Mr. Beede noted that “subsequent to that, the Supreme Court has held that failure to put an eyewitness identification expert on the stand is ineffective assistance of counsel.” But they didn’t get that opportunity because the judge denied the motion.
“But the most outrageous thing that happened in the case, of all the outrageous things that happened in the case, was that Nate Easlon, purported to be an eyewitness to the shooting – he was arrested down in Solano County and they made a deal with him to testify.”
“Nate Easlon wrote a letter to my co-counsel and I, and said he not only fabricated the entire story but that his attorney and Jim Walker, who was trying the case with Jeff Reisig, had told him to fabricate. Had gone down to Solano County, met with him, told him that he was going to get a life sentence or worse if he didn’t come through.”
Mr. Beede said that “he felt really bad about it.” They went down to interview Easlon but, because he was represented by counsel, “we were referred to the California State Bar Association. The District Attorney’s Office of Yolo County searched my investigator’s home for notes of the interview.” The fact that they interviewed him with an attorney present was allowed to become known to the jury.
That’s prosecutorial misconduct, and they couldn’t get that evidence to the jury either.
In short, in all three cases, the defense had evidence that would have allowed the jury to acquit the defendants and, in all three cases, the defense was barred from presenting the evidence – either due to technicalities or judicial error.
The Human Factor
When the Vanguard trains interns going into the courts, we set rules and we have lists and guidelines to follow. One of the things we constantly tell the interns to remember is that this is real life. It’s otherwise easy to get caught up in your own life’s bubble and think of this as another class or an academic exercise.
But these are in fact people, real people in the real world, whose lives are on the line.
Sometimes I fall victim to that too.
A couple of weeks ago, a woman came in.
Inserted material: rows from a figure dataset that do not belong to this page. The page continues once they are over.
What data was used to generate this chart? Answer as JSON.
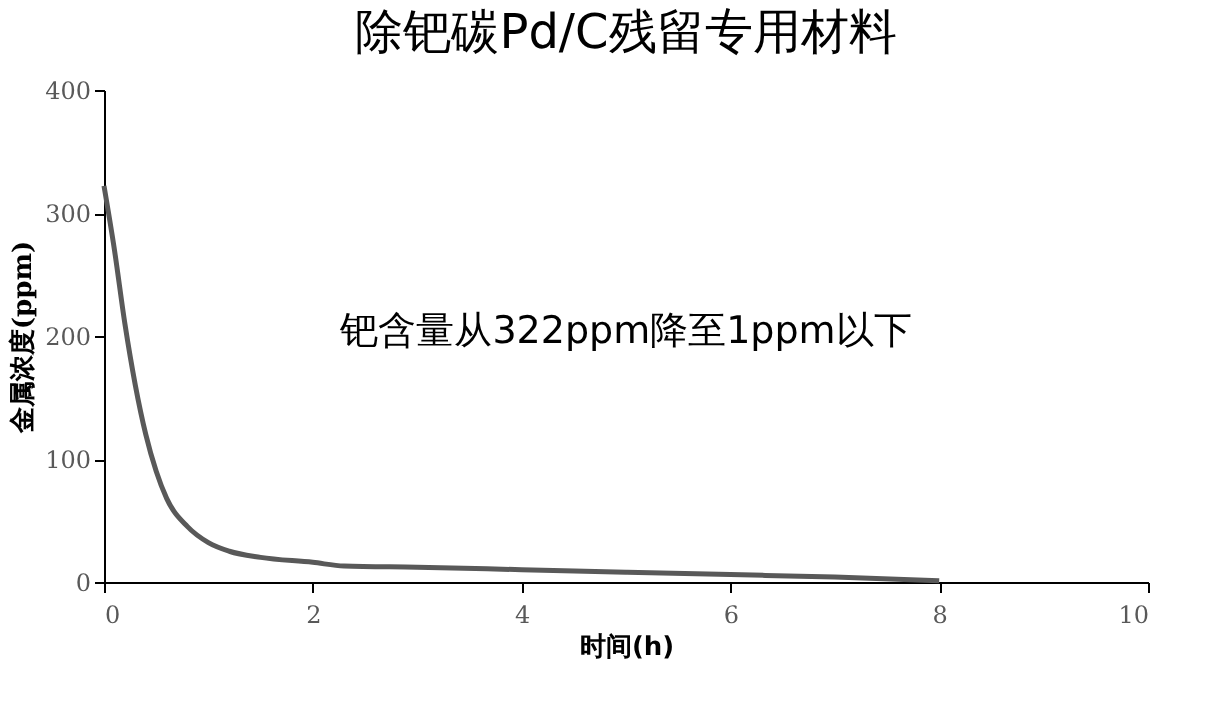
{
  "chart_data": {
    "type": "line",
    "title": "除钯碳Pd/C残留专用材料",
    "xlabel": "时间(h)",
    "ylabel": "金属浓度(ppm)",
    "annotations": [
      "钯含量从322ppm降至1ppm以下"
    ],
    "series": [
      {
        "color": "#595959",
        "x": [
          0,
          0.1,
          0.2,
          0.3,
          0.4,
          0.5,
          0.6,
          0.8,
          1,
          1.2,
          1.5,
          2,
          2.3,
          3,
          4,
          5,
          6,
          7,
          8
        ],
        "values": [
          322,
          270,
          210,
          160,
          120,
          90,
          68,
          45,
          32,
          25,
          20,
          16,
          13,
          12,
          10,
          8,
          6,
          4,
          1
        ]
      }
    ],
    "xlim": [
      0,
      10
    ],
    "xticks": [
      0,
      2,
      4,
      6,
      8,
      10
    ],
    "ylim": [
      0,
      400
    ],
    "yticks": [
      0,
      100,
      200,
      300,
      400
    ],
    "grid": false,
    "marker": "none",
    "line_style": "solid"
  }
}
Her son had been shot and killed in Woodland a few years ago by the police. She was hurting and not getting answers. We get caught up in the fight for social justice and sometimes it’s easy to forget there is a human being on the other side of that fight – someone you might not see.
For her, she just wanted to see the video of the shooting to put to rest a whole host of questions she had. She kind of felt like this was suicide by cop, and wanted to see it for herself. The police and the DAs were refusing to allow her to see the video. They gave her legal responses under the Public Records Act, I read the letters.
So I thought, you know, let me just call the Woodland Police Chief, he’s always been a decent and reasonable guy. What was interesting was he had already kind of reached the decision to let her watch the video. He told me that his first instinct was “who would want to watch the video of their son getting killed,” but he realized he didn’t walk in the shoes of others – and if that’s what she really wanted, they were going to make it possible.
I got to call her and deliver that news, and she was just so grateful. It was an unbelievable moment.
This weekend we had an event on local Wrongful Convictions. I really believe that we have put people into prison who do not belong there. When we got to Oscar Cervantes, his sister delivered a presentation and ended up breaking down at the end. Then his son broke down crying, a 13-year-old, who plays football and he never gets to see his father.
I know, for years in the Ajay Dev case as well, the kids are separated from their father due to the nature of the crime. As a father myself, I have young kids and Ajay is missing the best part of the experience. The human impacts here are so unimaginable.
These are the human terms in this struggle that humble you and get lost in the overall picture.
I’m very proud of the work we’ve done at the Vanguard, but I wish we could do more.